There is an old story about a cynic who came to see a great rabbi and asked him to teach him Judaism while he stood on one foot. The rabbi, without missing a beat, replied “Love your neighbor as yourself. Everything else is commentary”.
Needless to say, within the world of cuisine, there is also a lot of commentary… and I intend to spend my lifetime studying this commentary. However, in an effort to distill for you my key culinary school learnings, here’s what I think are the top ten keys to great cooking:
- Cook based on the seasons
- Fruits and vegetables always taste better when you purchase them in season. And the better your ingredients taste naturally, the less you will need to do to them during the cooking process. If you love tomatoes like I do, I’m sure you’ve noticed that a perfectly meaty and smoky tomato requires nothing more than a sprinkle of salt. This perfection is what you can find when you buy in season. Furthermore, fruits and vegetables also end up being cheaper when you purchase them in season.
- Technique, technique, technique
- If you can learn key techniques such as how to correctly sear a piece of meat to maximize flavor or perfectly poach a piece of fish to retain moisture, you will automatically have the ability to cook an infinite number of dishes. Recipes will become secondary and simply provide you with ideas for varying ingredients. Conversely, if you just follow a recipe without understanding the techniques involved in the process, you may use all the ingredients listed in the recipe but still end up with an inferior meal.
- Your tongue is your most critical kitchen tool
- Taste your ingredients. Taste your food as you cook. Recipes can serve as guides but once you get familiar with individual ingredients and how they taste on their own, your taste buds can also help guide you towards combinations that please your palate. Ultimately, you can trust your tongue more than any recipe.

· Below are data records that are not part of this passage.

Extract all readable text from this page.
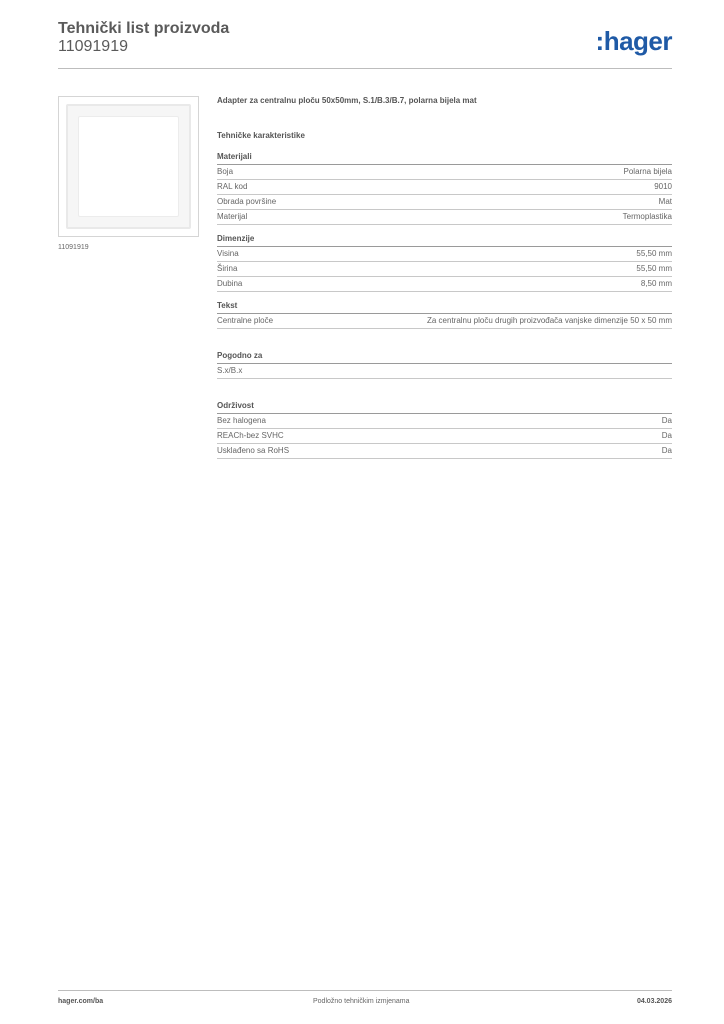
Tehnički list proizvoda
11091919	:hager
11091919
Adapter za centralnu ploču 50x50mm, S.1/B.3/B.7, polarna bijela mat
Tehničke karakteristike
Materijali
Boja	Polarna bijela
RAL kod	9010
Obrada površine	Mat
Materijal	Termoplastika
Dimenzije
Visina	55,50 mm
Širina	55,50 mm
Dubina	8,50 mm
Tekst
Centralne ploče	Za centralnu ploču drugih proizvođača vanjske dimenzije 50 x 50 mm
Pogodno za
S.x/B.x
Održivost
Bez halogena	Da
REACh-bez SVHC	Da
Usklađeno sa RoHS	Da
hager.com/ba	Podložno tehničkim izmjenama	04.03.2026
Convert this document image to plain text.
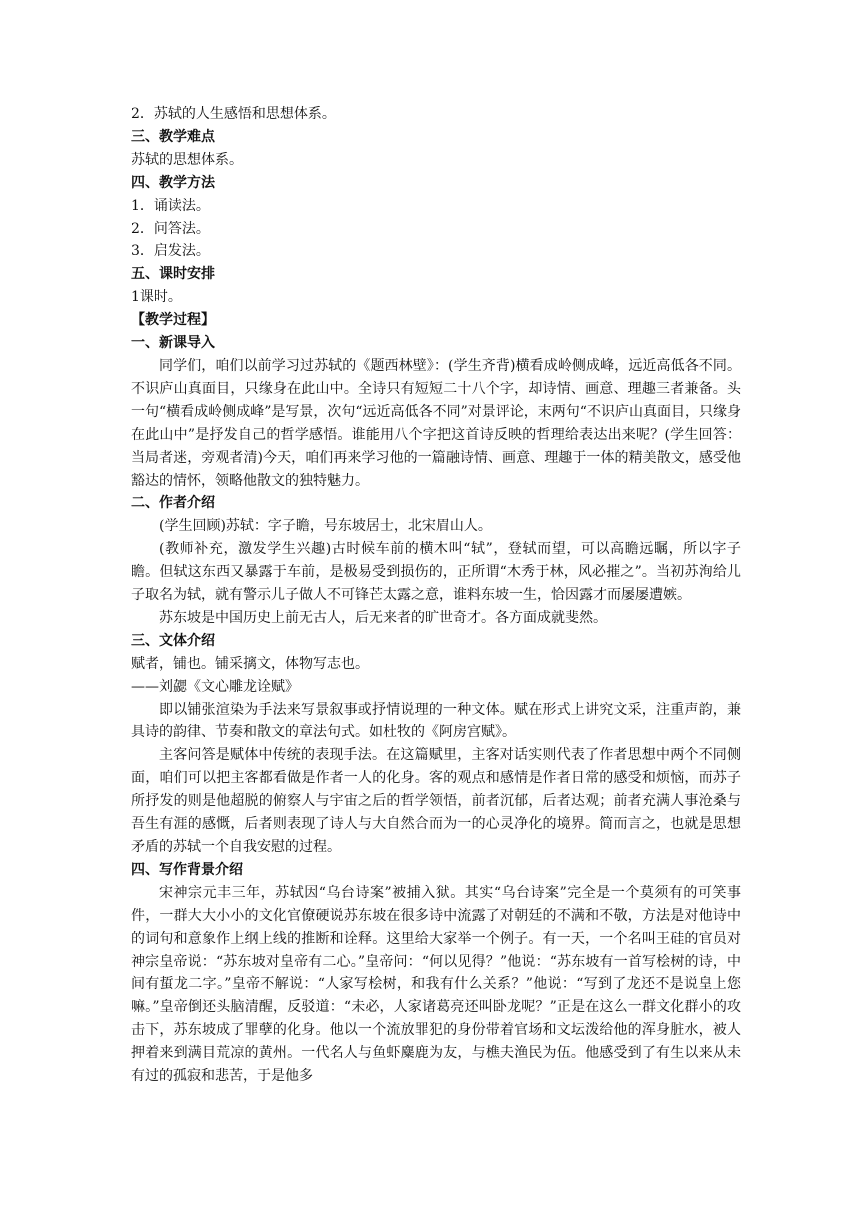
2．苏轼的人生感悟和思想体系。

三、教学难点

苏轼的思想体系。

四、教学方法

1．诵读法。

2．问答法。

3．启发法。

五、课时安排

1课时。

【教学过程】

一、新课导入

同学们，咱们以前学习过苏轼的《题西林壁》：(学生齐背)横看成岭侧成峰，远近高低各不同。不识庐山真面目，只缘身在此山中。全诗只有短短二十八个字，却诗情、画意、理趣三者兼备。头一句“横看成岭侧成峰”是写景，次句“远近高低各不同”对景评论，末两句“不识庐山真面目，只缘身在此山中”是抒发自己的哲学感悟。谁能用八个字把这首诗反映的哲理给表达出来呢？(学生回答：当局者迷，旁观者清)今天，咱们再来学习他的一篇融诗情、画意、理趣于一体的精美散文，感受他豁达的情怀，领略他散文的独特魅力。

二、作者介绍

(学生回顾)苏轼：字子瞻，号东坡居士，北宋眉山人。

(教师补充，激发学生兴趣)古时候车前的横木叫“轼”，登轼而望，可以高瞻远瞩，所以字子瞻。但轼这东西又暴露于车前，是极易受到损伤的，正所谓“木秀于林，风必摧之”。当初苏洵给儿子取名为轼，就有警示儿子做人不可锋芒太露之意，谁料东坡一生，恰因露才而屡屡遭嫉。

苏东坡是中国历史上前无古人，后无来者的旷世奇才。各方面成就斐然。

三、文体介绍

赋者，铺也。铺采摛文，体物写志也。

——刘勰《文心雕龙诠赋》

即以铺张渲染为手法来写景叙事或抒情说理的一种文体。赋在形式上讲究文采，注重声韵，兼具诗的韵律、节奏和散文的章法句式。如杜牧的《阿房宫赋》。

主客问答是赋体中传统的表现手法。在这篇赋里，主客对话实则代表了作者思想中两个不同侧面，咱们可以把主客都看做是作者一人的化身。客的观点和感情是作者日常的感受和烦恼，而苏子所抒发的则是他超脱的俯察人与宇宙之后的哲学领悟，前者沉郁，后者达观；前者充满人事沧桑与吾生有涯的感慨，后者则表现了诗人与大自然合而为一的心灵净化的境界。简而言之，也就是思想矛盾的苏轼一个自我安慰的过程。

四、写作背景介绍

宋神宗元丰三年，苏轼因“乌台诗案”被捕入狱。其实“乌台诗案”完全是一个莫须有的可笑事件，一群大大小小的文化官僚硬说苏东坡在很多诗中流露了对朝廷的不满和不敬，方法是对他诗中的词句和意象作上纲上线的推断和诠释。这里给大家举一个例子。有一天，一个名叫王硅的官员对神宗皇帝说：“苏东坡对皇帝有二心。”皇帝问：“何以见得？”他说：“苏东坡有一首写桧树的诗，中间有蜇龙二字。”皇帝不解说：“人家写桧树，和我有什么关系？”他说：“写到了龙还不是说皇上您嘛。”皇帝倒还头脑清醒，反驳道：“未必，人家诸葛亮还叫卧龙呢？”正是在这么一群文化群小的攻击下，苏东坡成了罪孽的化身。他以一个流放罪犯的身份带着官场和文坛泼给他的浑身脏水，被人押着来到满目荒凉的黄州。一代名人与鱼虾麋鹿为友，与樵夫渔民为伍。他感受到了有生以来从未有过的孤寂和悲苦，于是他多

- The Maillard reaction is a scientific term to describe the chemical reaction that occurs when we brown food. In short, when exposed to heat, the carbon molecules contained in the sugars and amino acids of our ingredients combine and create browning. It is this process that is responsible for creating a tremendous amount of flavor in our food. When searing your food, always take the time to develop deep caramelization. Your end-product will be much tastier.
- Balance your flavors
- Tastiness is derived from a balance between sweet, salty, acid, spice and umami (a Japanese term to describe savory flavors in ingredients such as anchovies which add tremendous depth to the flavor of your dishes). Using your most critical kitchen tool – your tongue – you can both design your meal and taste/adjust your preparations with a focus on creating the perfect balance between all of these flavors. When tasting, try to identify where any imbalances may lie (is it too sweet? too salty? too flat?) and experiment by adding ingredients until your dish tastes balanced on your palate.
- If it’s broken, fix it!
- For me, the true test of talent is the ability to save a dish that has gone wrong. For certain problems like a broken mayonnaise, there are standard solutions (beat one egg yolk separately and whisk in the broken mayo one drop at a time until it re-emulsifies). For many other issues, one must rely on one’s own palate and ingenuity to adjust ingredients and seasonings to make these dishes work. For example, if your sauce is too thin, thicken it by reducing it through longer cooking (which evaporates part of the water); if your dish is too spicy, balance out the flavors by adding ingredients and/or using a sweetener. At first this will be a trial and error process. But as you become more experienced/comfortable, you will find your own solutions.
- Varying textures create interest for the palate
- Quite frankly, it’s boring to eat something that is one-dimensional in texture. If you can recall your favorite restaurant dishes, I’m sure you’ll discover that each of them used varying textures. Experiencing the contrast of something soft and creamy against something chewy and something crunchy is tremendously satisfying. So as you plan your dishes, always consider how it’s going to feel in your mouth.
- We eat with our eyes
- Your dishes could be the most delicious creations on Earth but if they are not presented well, they can be very unappealing. Colors entice us. Therefore, always think about how to integrate multiple colors onto your plate. For example, a plate of dull, white risotto comes to life when garnished with colorful ingredients. Additionally, it is important to consider the placement of the food on the plate. Is the plate too small for the amount of food? Or does the plate look empty because the plate is too big? Are the elements of the dish laid out side-by-side? Or, can you use this opportunity to create interest by neatly stacking your food to create height?
- Season as you go
- Cooking is about creating layers of complementary flavors that develop via heat. Salt is the ultimate way to bring out the flavors of all your ingredients. If you wait until the end of the cooking process to add seasoning such as salt, you may end up with a dish that tastes too salty. Instead, season with a bit of salt at each stage and taste as you go. You can always add salt – you can’t take it out.
- Practice makes perfect
- You can read about cooking until you’re blue in the face. But the only way you’re going to improve your cooking is to practice. Cooking is not a skill that we are born with. We must develop it over time. Therefore, the more you practice, the faster you’ll learn. There is no shortcut.